If this is intended behavior perhaps would be useful to add this to the docs?
import pandas as pd
df = pd.DataFrame({'a': pd.Categorical([1,2,3]),
'b': pd.Categorical(list('abc')),
'c': pd.Categorical([1.1,2.1,3.1])})
for col in df.columns:
df[col].cat.add_categories(pd.np.nan, inplace=True)
print df[col]
df[col].cat.remove_categories(pd.np.nan)
0 1
1 2
2 3
Name: a, dtype: category
Categories (4, object): [1, 2, 3, NaN]
0 a
1 b
2 c
Name: b, dtype: category
Categories (4, object): [a, b, c, NaN]
0 1.1
1 2.1
2 3.1
Name: c, dtype: category
Categories (4, float64): [1.1, 2.1, 3.1, NaN]
---------------------------------------------------------------------------
ValueError Traceback (most recent call last)
d:\Anaconda\envs\py2k\lib\site-packages\pandas\core\categorical.pyc in _delegate_method(self, name, *args, **kwargs)
1643 from pandas import Series
1644 method = getattr(self.categorical, name)
-> 1645 res = method(*args, **kwargs)
1646 if not res is None:
1647 return Series(res, index=self.index)

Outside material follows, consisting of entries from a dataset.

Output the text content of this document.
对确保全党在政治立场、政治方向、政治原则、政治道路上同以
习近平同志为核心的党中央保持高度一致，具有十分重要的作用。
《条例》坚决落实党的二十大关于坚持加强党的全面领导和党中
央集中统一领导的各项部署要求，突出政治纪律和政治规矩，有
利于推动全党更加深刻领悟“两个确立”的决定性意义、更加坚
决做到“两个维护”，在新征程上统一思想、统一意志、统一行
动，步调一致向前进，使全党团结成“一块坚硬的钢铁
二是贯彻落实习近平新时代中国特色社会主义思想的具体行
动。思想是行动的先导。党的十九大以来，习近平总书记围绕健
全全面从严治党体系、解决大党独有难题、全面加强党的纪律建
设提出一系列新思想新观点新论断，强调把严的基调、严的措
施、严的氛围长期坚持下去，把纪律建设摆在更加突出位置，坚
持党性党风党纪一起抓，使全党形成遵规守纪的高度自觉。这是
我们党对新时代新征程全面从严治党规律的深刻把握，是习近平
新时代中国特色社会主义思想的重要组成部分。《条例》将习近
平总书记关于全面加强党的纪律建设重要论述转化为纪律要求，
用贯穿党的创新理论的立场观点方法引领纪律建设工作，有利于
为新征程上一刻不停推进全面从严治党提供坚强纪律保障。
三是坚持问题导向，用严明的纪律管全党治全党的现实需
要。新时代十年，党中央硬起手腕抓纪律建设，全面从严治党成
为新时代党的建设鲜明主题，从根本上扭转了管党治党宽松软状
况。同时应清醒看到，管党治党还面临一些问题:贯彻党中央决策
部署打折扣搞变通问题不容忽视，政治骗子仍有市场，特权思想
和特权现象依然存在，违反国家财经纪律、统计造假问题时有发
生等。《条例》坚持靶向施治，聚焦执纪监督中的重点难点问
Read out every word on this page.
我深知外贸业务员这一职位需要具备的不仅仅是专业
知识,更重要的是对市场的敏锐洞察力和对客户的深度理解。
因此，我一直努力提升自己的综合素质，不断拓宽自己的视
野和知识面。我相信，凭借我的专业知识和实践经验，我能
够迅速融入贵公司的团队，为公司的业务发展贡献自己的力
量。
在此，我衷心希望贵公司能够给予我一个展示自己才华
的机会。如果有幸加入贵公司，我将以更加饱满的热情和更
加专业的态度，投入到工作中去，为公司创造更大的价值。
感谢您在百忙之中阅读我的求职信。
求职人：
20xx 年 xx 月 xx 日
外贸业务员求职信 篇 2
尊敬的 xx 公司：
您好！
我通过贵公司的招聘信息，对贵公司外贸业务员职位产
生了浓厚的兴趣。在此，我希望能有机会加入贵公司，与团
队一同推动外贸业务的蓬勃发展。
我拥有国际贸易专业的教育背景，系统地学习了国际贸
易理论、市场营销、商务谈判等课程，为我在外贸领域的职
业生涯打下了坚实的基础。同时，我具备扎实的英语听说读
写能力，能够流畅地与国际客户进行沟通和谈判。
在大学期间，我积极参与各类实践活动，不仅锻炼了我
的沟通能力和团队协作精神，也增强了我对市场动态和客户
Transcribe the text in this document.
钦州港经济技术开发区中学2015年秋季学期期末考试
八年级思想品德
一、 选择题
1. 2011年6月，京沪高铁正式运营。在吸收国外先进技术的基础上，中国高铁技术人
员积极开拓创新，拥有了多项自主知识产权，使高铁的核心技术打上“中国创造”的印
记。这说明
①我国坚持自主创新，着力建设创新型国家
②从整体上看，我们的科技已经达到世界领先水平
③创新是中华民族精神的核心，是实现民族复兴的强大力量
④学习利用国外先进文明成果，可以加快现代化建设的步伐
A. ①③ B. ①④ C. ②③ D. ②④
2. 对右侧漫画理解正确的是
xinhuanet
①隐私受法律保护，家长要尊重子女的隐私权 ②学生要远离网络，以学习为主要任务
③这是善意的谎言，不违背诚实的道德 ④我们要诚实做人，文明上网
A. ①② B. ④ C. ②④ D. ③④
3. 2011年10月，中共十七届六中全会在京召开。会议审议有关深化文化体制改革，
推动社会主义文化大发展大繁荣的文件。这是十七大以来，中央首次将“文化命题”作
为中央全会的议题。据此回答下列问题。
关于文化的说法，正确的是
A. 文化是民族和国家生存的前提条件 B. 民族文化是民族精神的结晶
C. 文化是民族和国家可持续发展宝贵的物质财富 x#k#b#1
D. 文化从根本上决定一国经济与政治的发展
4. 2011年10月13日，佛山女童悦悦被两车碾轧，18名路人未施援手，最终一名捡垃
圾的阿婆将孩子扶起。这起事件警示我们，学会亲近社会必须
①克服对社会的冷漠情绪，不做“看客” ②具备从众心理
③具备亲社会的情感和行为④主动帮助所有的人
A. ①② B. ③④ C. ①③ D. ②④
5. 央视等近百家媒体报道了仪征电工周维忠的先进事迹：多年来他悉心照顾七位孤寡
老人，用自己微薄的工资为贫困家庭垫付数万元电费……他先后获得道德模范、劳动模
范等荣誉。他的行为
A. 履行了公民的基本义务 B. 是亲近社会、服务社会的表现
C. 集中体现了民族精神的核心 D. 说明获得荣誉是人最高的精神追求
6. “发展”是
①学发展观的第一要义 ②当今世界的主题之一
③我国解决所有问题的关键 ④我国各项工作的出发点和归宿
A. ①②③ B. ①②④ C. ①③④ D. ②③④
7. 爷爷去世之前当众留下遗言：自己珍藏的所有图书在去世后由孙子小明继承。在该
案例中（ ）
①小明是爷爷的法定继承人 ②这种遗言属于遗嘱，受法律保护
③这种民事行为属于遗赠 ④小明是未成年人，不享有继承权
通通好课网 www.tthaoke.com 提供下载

d:\Anaconda\envs\py2k\lib\site-packages\pandas\core\categorical.pyc in remove_categories(self, removals, inplace)
753 not_included = removals - set(self._categories)
754 if len(not_included) != 0:
--> 755 raise ValueError("removals must all be in old categories: %s" % str(not_included))
756 new_categories = [ c for c in self._categories if c not in removals ]
757 return self.set_categories(new_categories, ordered=self.ordered, rename=False,
ValueError: removals must all be in old categories: set([nan])
INSTALLED VERSIONS
------------------
commit: None
python: 2.7.9.final.0
python-bits: 64
pandas: 0.16.1
numpy: 1.9.2
...